New Zealand war hero Morrie Stanley, credited with saving more than 100 Australian soldiers during the Vietnam War, has died. He was 79.
Mr Stanley died peacefully on Thursday after a short battle with cancer at his home in Campbells Bay on Auckland's North Shore.
Earlier this year, he received an Australian award for gallantry during the Battle of Long Tan in August 1966.
He achieved the rank of Lieutenant-Colonel and was made a Member of Order of the British Empire for his actions.
Born in Christchurch in 1931, Mr Stanley grew up in Napier and joined the army in 1949. He became an instructor at Waiouru and served in various command positions.
Mr Stanley, a member of the Royal New Zealand Artillery, made his name when sent as a captain to Vietnam.
The 34-year old was one of three New Zealanders posted to an Australian army battalion regiment and kept the enemy at bay as he directed artillery fire down on to them in the battle's crucial hours.

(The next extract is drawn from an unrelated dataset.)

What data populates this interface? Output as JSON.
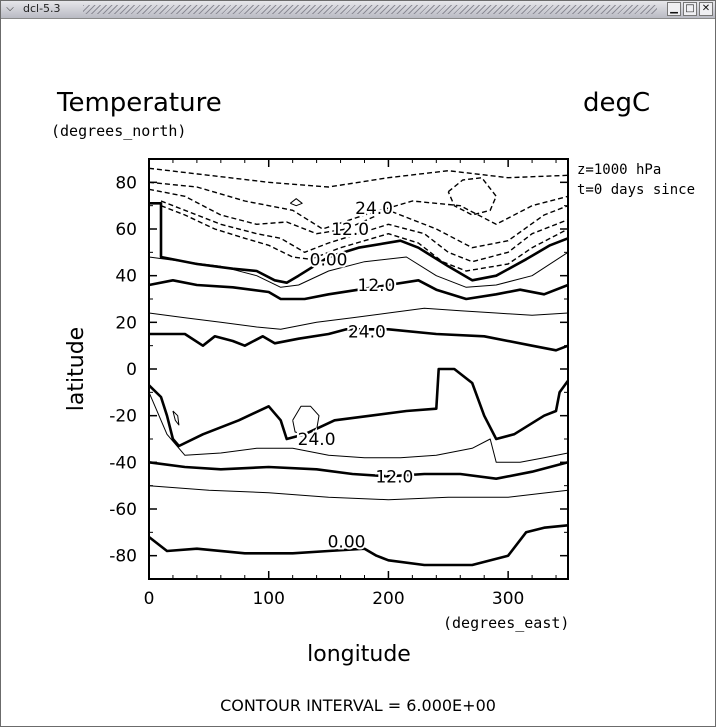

Martin Walsh, who produced the documentary Battle of Long Tan, says Mr Stanley guided the artillery in the near-impossible situation of being outnumbered 20-to-1 in a monsoonal lightning storm.
Mr Walsh says he wishes Mr Stanley's actions were more widely known because he was crucial to the survival of the regiment.
Morrie Stanley is survived by his wife Alva and two sons.